Assessing Inverted Dictations

Inverted dictations allow students to align the complexity of their response with the level at which they can coordinate creative audiation and notation, freeing students to exercise creativity as they listen. Accordingly, assessments can focus on a range of learning outcomes, including a student’s ability to:

  • notate a creative response that fits a given musical stimulus;
  • meet specific compositional challenges;
  • sing notated music along with a stimulus;
  • evaluate the quality and accuracy of the student’s (or peer’s) response;
  • provide meaningful peer feedback;
  • analyze and compare stimulus and response;
  • make accurate analytical and interpretive observations about the stimulus.

Casting such a wide net is motivated by an intention to create assessments that (1) allow students to show their best work and to clarify where improvement is needed; (2) build student confidence and place authentic success within their reach; and (3) allow teachers to measure student growth in a way that can lead to meaningful, positive course and curricular development.
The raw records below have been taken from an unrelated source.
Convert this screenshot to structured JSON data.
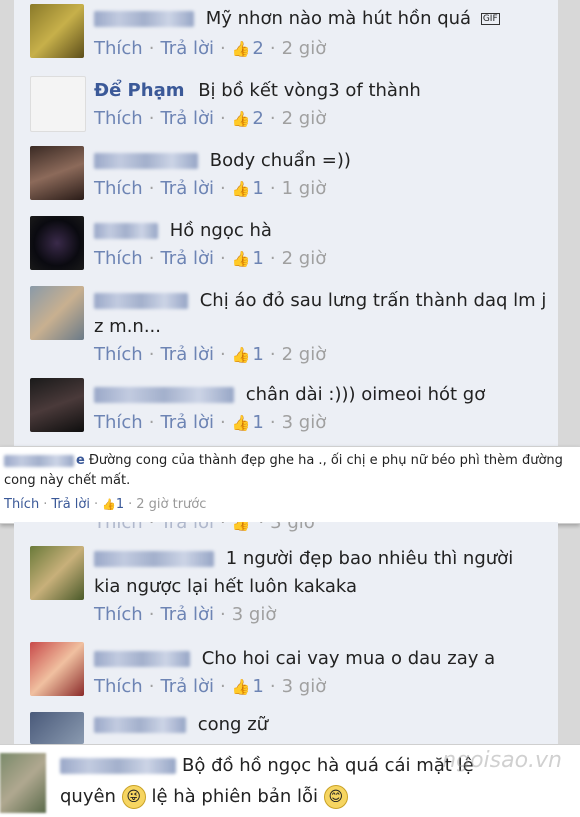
{
  "actions": {
    "like": "Thích",
    "reply": "Trả lời",
    "sep": "·"
  },
  "comments": [
    {
      "author": "",
      "text": "Mỹ nhơn nào mà hút hồn quá",
      "badge": "GIF",
      "likes": "2",
      "time": "2 giờ"
    },
    {
      "author": "Để Phạm",
      "text": "Bị bồ kết vòng3 of thành",
      "likes": "2",
      "time": "2 giờ"
    },
    {
      "author": "",
      "text": "Body chuẩn =))",
      "likes": "1",
      "time": "1 giờ"
    },
    {
      "author": "",
      "text": "Hồ ngọc hà",
      "likes": "1",
      "time": "2 giờ"
    },
    {
      "author": "",
      "text": "Chị áo đỏ sau lưng trấn thành daq lm j",
      "text2": "z m.n...",
      "likes": "1",
      "time": "2 giờ"
    },
    {
      "author": "",
      "text": "chân dài :))) oimeoi hót gơ",
      "likes": "1",
      "time": "3 giờ"
    },
    {
      "author": "",
      "text": "1 người đẹp bao nhiêu thì người",
      "text2": "kia ngược lại hết luôn kakaka",
      "likes": "",
      "time": "3 giờ"
    },
    {
      "author": "",
      "text": "Cho hoi cai vay mua o dau zay a",
      "likes": "1",
      "time": "3 giờ"
    },
    {
      "author": "",
      "text": "cong zữ"
    }
  ],
  "popup": {
    "text": "Đường cong của thành đẹp ghe ha ., ối chị e phụ nữ béo phì thèm đường cong này chết mất.",
    "author_suffix": "e",
    "like": "Thích",
    "reply": "Trả lời",
    "likes": "1",
    "time": "2 giờ trước"
  },
  "bottom": {
    "text": "Bộ đồ hồ ngọc hà quá cái mặt lệ",
    "text2_a": "quyên",
    "text2_b": "lệ hà phiên bản lỗi"
  },
  "watermark": "ngoisao.vn",
  "icons": {
    "like": "thumbs-up-icon",
    "emoji": "smiley-icon"
  },
  "colors": {
    "panel": "#eceff5",
    "link": "#6d84b4",
    "author": "#3b5998"
  }
}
In my classes, assessment occurs in stages throughout the learning process, and it is open to student and peer input. As often as possible, students are allowed to explain the music they created and its relationship to the stimulus. Such explanations often involve as much singing as verbal communication. In most activities, assessment begins when students receive feedback from their peers. Even at these beginning stages, students should be encouraged to evaluate each other’s work with reference to course standards. While assessing inverted dictations can take instructors longer to administer and grade than a standard one-hour dictation exam, it is possible to cut down significantly on time by observing and scoring student work in class. Because assessments practices are tailored to each student, some students might be able to demonstrate in class that specific outcomes are being met and surpassed. Other students might benefit from one-on-one appointments that allow for varied approaches and dialogue about strengths and weaknesses.
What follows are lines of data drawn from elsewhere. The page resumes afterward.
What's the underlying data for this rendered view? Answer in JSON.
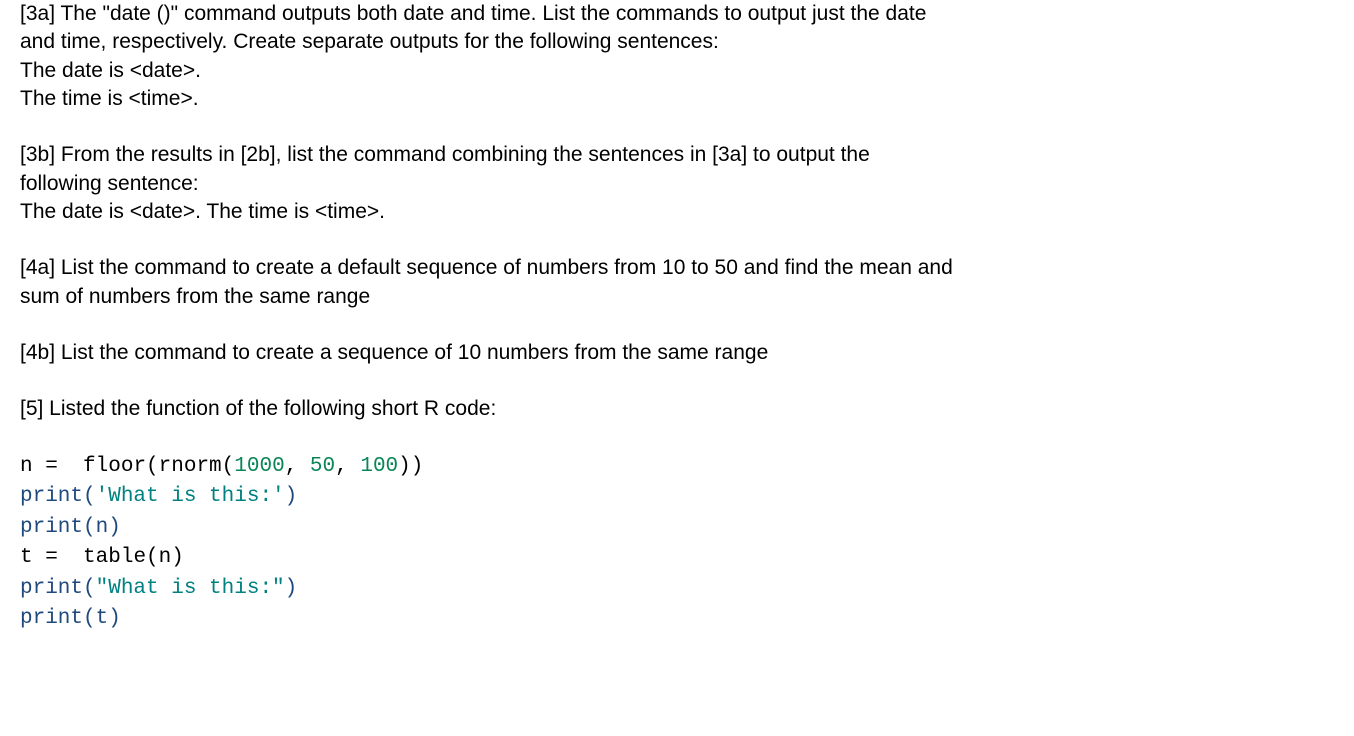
{
  "q3a": {
    "line1": "[3a] The \"date ()\" command outputs both date and time. List the commands to output just the date",
    "line2": "and time, respectively. Create separate outputs for the following sentences:",
    "line3": "The date is <date>.",
    "line4": "The time is <time>."
  },
  "q3b": {
    "line1": "[3b] From the results in [2b], list the command combining the sentences in [3a] to output the",
    "line2": "following sentence:",
    "line3": "The date is <date>. The time is <time>."
  },
  "q4a": {
    "line1": "[4a] List the command to create a default sequence of numbers from 10 to 50 and find the mean and",
    "line2": "sum of numbers from the same range"
  },
  "q4b": {
    "line1": "[4b] List the command to create a sequence of 10 numbers from the same range"
  },
  "q5": {
    "line1": "[5] Listed the function of the following short R code:"
  },
  "code": {
    "l1a": "n ",
    "l1b": "=",
    "l1c": "  floor(rnorm(",
    "l1d": "1000",
    "l1e": ", ",
    "l1f": "50",
    "l1g": ", ",
    "l1h": "100",
    "l1i": "))",
    "l2a": "print(",
    "l2b": "'What is this:'",
    "l2c": ")",
    "l3a": "print(n)",
    "l4a": "t ",
    "l4b": "=",
    "l4c": "  table(n)",
    "l5a": "print(",
    "l5b": "\"What is this:\"",
    "l5c": ")",
    "l6a": "print(t)"
  }
}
Inverting dictation works well with standards-based grading (Duker et al. 2015). Rather than assign a single overall score or percentage to an inverted dictation, instructors identify a collection of specific learning outcomes covered by that exercise and assign separate scores for each outcome. At the University of Delaware, we use a four-point rubric to assess course learning objectives, with scores “3” and “4” being passing, and scores “1” and “2” showing that progress is needed. For each activity, we establish unit-specific benchmarks that students must meet to receive passing credit. Capstone goals challenge students to exercise creativity and work toward later units’ standards. Throughout the semester, students collect several scores for each outcome and use them to identify areas where improvement is needed. The syllabus includes a chart that translates final semester averages into letter grades.

Final Thoughts

If music was only an external object and listening an act of passive reception, teachers might rightly consider traditional dictations (especially those that accurately represent a given stimulus) to be complete musical statements. Inverting dictation assumes that there is more music worth dictating in every musical experience than those sounds that are received. By inviting students to become vulnerable and add their voices to the musical experience, inverting dictation enables them to develop strong aural skills while respecting their human fragility and the musical value of their creative responses to sound. As students grow comfortable scaling their responses according to their individual abilities in a variety of musical contexts, they can learn how to apply their aural skills across every facet of their musical lives.